Shepherd recalled that Jacques Torres, famous French chocolatier of self-named brand, tried his truffles and later came back, “You know, you can buy a raspberry puree; you do not have to grow your own raspberries. You're making the rest of us look bad.” At the time, farm to table had not hit the mainstream. However, he has since left berry farming behind since chocolate required so much of his time.

He also started doing bean to bar, long before it became popular. He just wanted better chocolate so he started searching around the world. After trial and error, he eventually decided to source cocoa beans directly from all over the world from places like Colombia, Tanzania, and Nigeria, to name a few. “I know it's a big thing now—bean to bar is everything now— but man, it was me and there were only probably about eight people doing it in the United States at the time.” Now he’s lost count of the number of bean-to-bar chocolatiers and chocolate makers today but he doesn’t pay attention anymore.

Smokey Blue Cheese Truffles


In addition to truffles, Shepherd makes chocolate bars, Smokey Blue Cheese Truffles (read more about cheese candies), lavender salt caramels, drinking chocolates and much more. However, due to scalability, not all products that Lillie Belle makes are available online; some are only available in store. 

Some of his bars have great origin stories. For instance, there is one bar called “Do Not Eat This Chocolate,” made with milk and dark chocolate and ghost chilies, Aji Amarillo chilies, and Chili Arbol. Shepherd made it for the Golden Chili competition in Texas. “All I wanted to do is win their contest. So I made this chocolate bar so I couldn't eat it.  It just hurts,” he said. When he submitted the chocolate bar, he wrote “Do Not Eat This Chocolate” on the bar, which was what they wrote on the trophy when I took first place for chocolate. And that’s the name that stuck.”

 

I Love Rock 'n' Roll

Lillie Belle Farms chocolate bars

Lillie Belle chocolate bars photo credit Christina Pei

While most people don’t think of rock and roll and chocolate, Shepherd brings together his loves. “Rock and roll is my life, I've been playing music for 45 years. I have to play guitar all the time every day,” he said. His first business was selling Grateful Dead t-shirts to head shops across the US.
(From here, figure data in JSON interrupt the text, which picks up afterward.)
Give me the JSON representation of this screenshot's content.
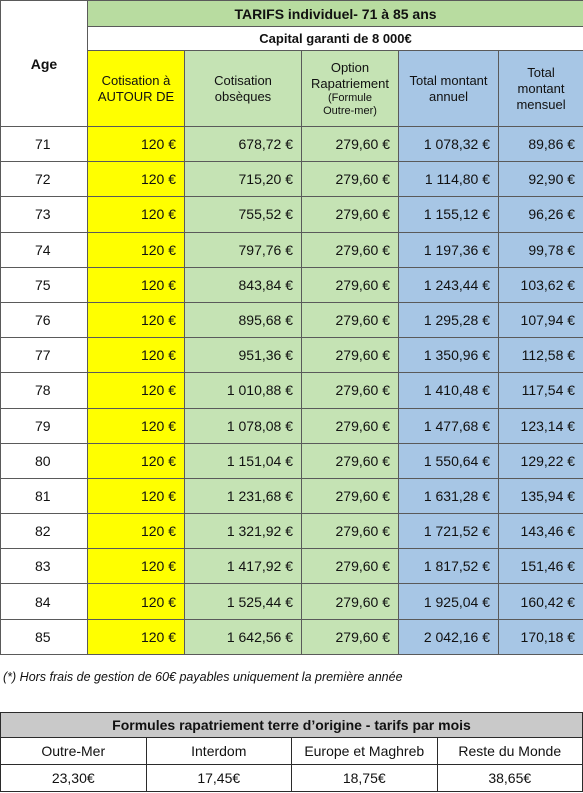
{
  "main": {
    "title": "TARIFS individuel- 71 à 85 ans",
    "capital": "Capital garanti de 8 000€",
    "headers": {
      "age": "Age",
      "cotisation_line1": "Cotisation à",
      "cotisation_line2": "AUTOUR DE",
      "obseques_line1": "Cotisation",
      "obseques_line2": "obsèques",
      "option_line1": "Option",
      "option_line2": "Rapatriement",
      "option_line3": "(Formule",
      "option_line4": "Outre-mer)",
      "annuel_line1": "Total montant",
      "annuel_line2": "annuel",
      "mensuel_line1": "Total",
      "mensuel_line2": "montant",
      "mensuel_line3": "mensuel"
    },
    "rows": [
      {
        "age": "71",
        "cotisation": "120 €",
        "obseques": "678,72 €",
        "option": "279,60 €",
        "annuel": "1 078,32 €",
        "mensuel": "89,86 €"
      },
      {
        "age": "72",
        "cotisation": "120 €",
        "obseques": "715,20 €",
        "option": "279,60 €",
        "annuel": "1 114,80 €",
        "mensuel": "92,90 €"
      },
      {
        "age": "73",
        "cotisation": "120 €",
        "obseques": "755,52 €",
        "option": "279,60 €",
        "annuel": "1 155,12 €",
        "mensuel": "96,26 €"
      },
      {
        "age": "74",
        "cotisation": "120 €",
        "obseques": "797,76 €",
        "option": "279,60 €",
        "annuel": "1 197,36 €",
        "mensuel": "99,78 €"
      },
      {
        "age": "75",
        "cotisation": "120 €",
        "obseques": "843,84 €",
        "option": "279,60 €",
        "annuel": "1 243,44 €",
        "mensuel": "103,62 €"
      },
      {
        "age": "76",
        "cotisation": "120 €",
        "obseques": "895,68 €",
        "option": "279,60 €",
        "annuel": "1 295,28 €",
        "mensuel": "107,94 €"
      },
      {
        "age": "77",
        "cotisation": "120 €",
        "obseques": "951,36 €",
        "option": "279,60 €",
        "annuel": "1 350,96 €",
        "mensuel": "112,58 €"
      },
      {
        "age": "78",
        "cotisation": "120 €",
        "obseques": "1 010,88 €",
        "option": "279,60 €",
        "annuel": "1 410,48 €",
        "mensuel": "117,54 €"
      },
      {
        "age": "79",
        "cotisation": "120 €",
        "obseques": "1 078,08 €",
        "option": "279,60 €",
        "annuel": "1 477,68 €",
        "mensuel": "123,14 €"
      },
      {
        "age": "80",
        "cotisation": "120 €",
        "obseques": "1 151,04 €",
        "option": "279,60 €",
        "annuel": "1 550,64 €",
        "mensuel": "129,22 €"
      },
      {
        "age": "81",
        "cotisation": "120 €",
        "obseques": "1 231,68 €",
        "option": "279,60 €",
        "annuel": "1 631,28 €",
        "mensuel": "135,94 €"
      },
      {
        "age": "82",
        "cotisation": "120 €",
        "obseques": "1 321,92 €",
        "option": "279,60 €",
        "annuel": "1 721,52 €",
        "mensuel": "143,46 €"
      },
      {
        "age": "83",
        "cotisation": "120 €",
        "obseques": "1 417,92 €",
        "option": "279,60 €",
        "annuel": "1 817,52 €",
        "mensuel": "151,46 €"
      },
      {
        "age": "84",
        "cotisation": "120 €",
        "obseques": "1 525,44 €",
        "option": "279,60 €",
        "annuel": "1 925,04 €",
        "mensuel": "160,42 €"
      },
      {
        "age": "85",
        "cotisation": "120 €",
        "obseques": "1 642,56 €",
        "option": "279,60 €",
        "annuel": "2 042,16 €",
        "mensuel": "170,18 €"
      }
    ]
  },
  "footnote": "(*) Hors frais de gestion de 60€ payables uniquement la première année",
  "formules": {
    "title": "Formules rapatriement terre d’origine - tarifs par mois",
    "columns": [
      {
        "name": "Outre-Mer",
        "price": "23,30€"
      },
      {
        "name": "Interdom",
        "price": "17,45€"
      },
      {
        "name": "Europe et Maghreb",
        "price": "18,75€"
      },
      {
        "name": "Reste du Monde",
        "price": "38,65€"
      }
    ]
  },
  "colors": {
    "header_green": "#b8dca0",
    "yellow": "#ffff00",
    "green": "#c5e3b4",
    "blue": "#a7c6e5",
    "formules_title_gray": "#c9c9c9"
  }
}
But becoming the chocolatier to the rock stars isn’t a guarantee. When he managed a radio station in Hawaii, he learned that one of the board members was Tom Petty’s manager. Even after he moved to Oregon, he kept in contact with his contacts. When Tom Petty came to the region, Shepherd was invited to the show, and brought chocolate with him. Everytime they came nearby, they’d invite him to shows and ask him to bring chocolate. He’s supplied the dressing rooms for many rock legends, from Bob Dylan to Widespread Panic (though he cannot confirm nor deny if Bob Dylan has tried his chocolate). Lillie Belle Farms also sponsors and provides chocolate to the High Sierra Music Festival.

On top of it all, his chocolate bars take a page out of the Grateful Dead playbook. His bars are wrapped in bright pinks and blues that almost seem like tie-dye with names like “Perfect Illusion” and “Dark Star.”  

When he had his farmer’s market stand, he quoted one of their songs but when he knew Lillie Belle was getting more visibility, he decided he needed to ask permission from the band to use parts of song lyrics. When he had a chance to see Robert Hunter,  singer and songwriter and lyricist for the Grateful Dead, Shepherd asked if a box of chocolates and a note asking permission could be passed to him. “He wrote me a really nice letter saying, ‘Oh, my God, I love being quoted, I hate getting ripped off. Because the fact that you've actually asked me for permission, go forth and prosper young man. Knock yourself out.’”

When asked what he’s learned over his varied career, Shepherd shares, “That chocolate, for some people, is an absolute necessity....not a luxury....” Is it a necessity for Shepherd too? After briefly putting his business up for sale, he’s signed another lease and shares that he will be around for a bit longer. Chocolate lovers and rock stars can breathe a sigh of relief.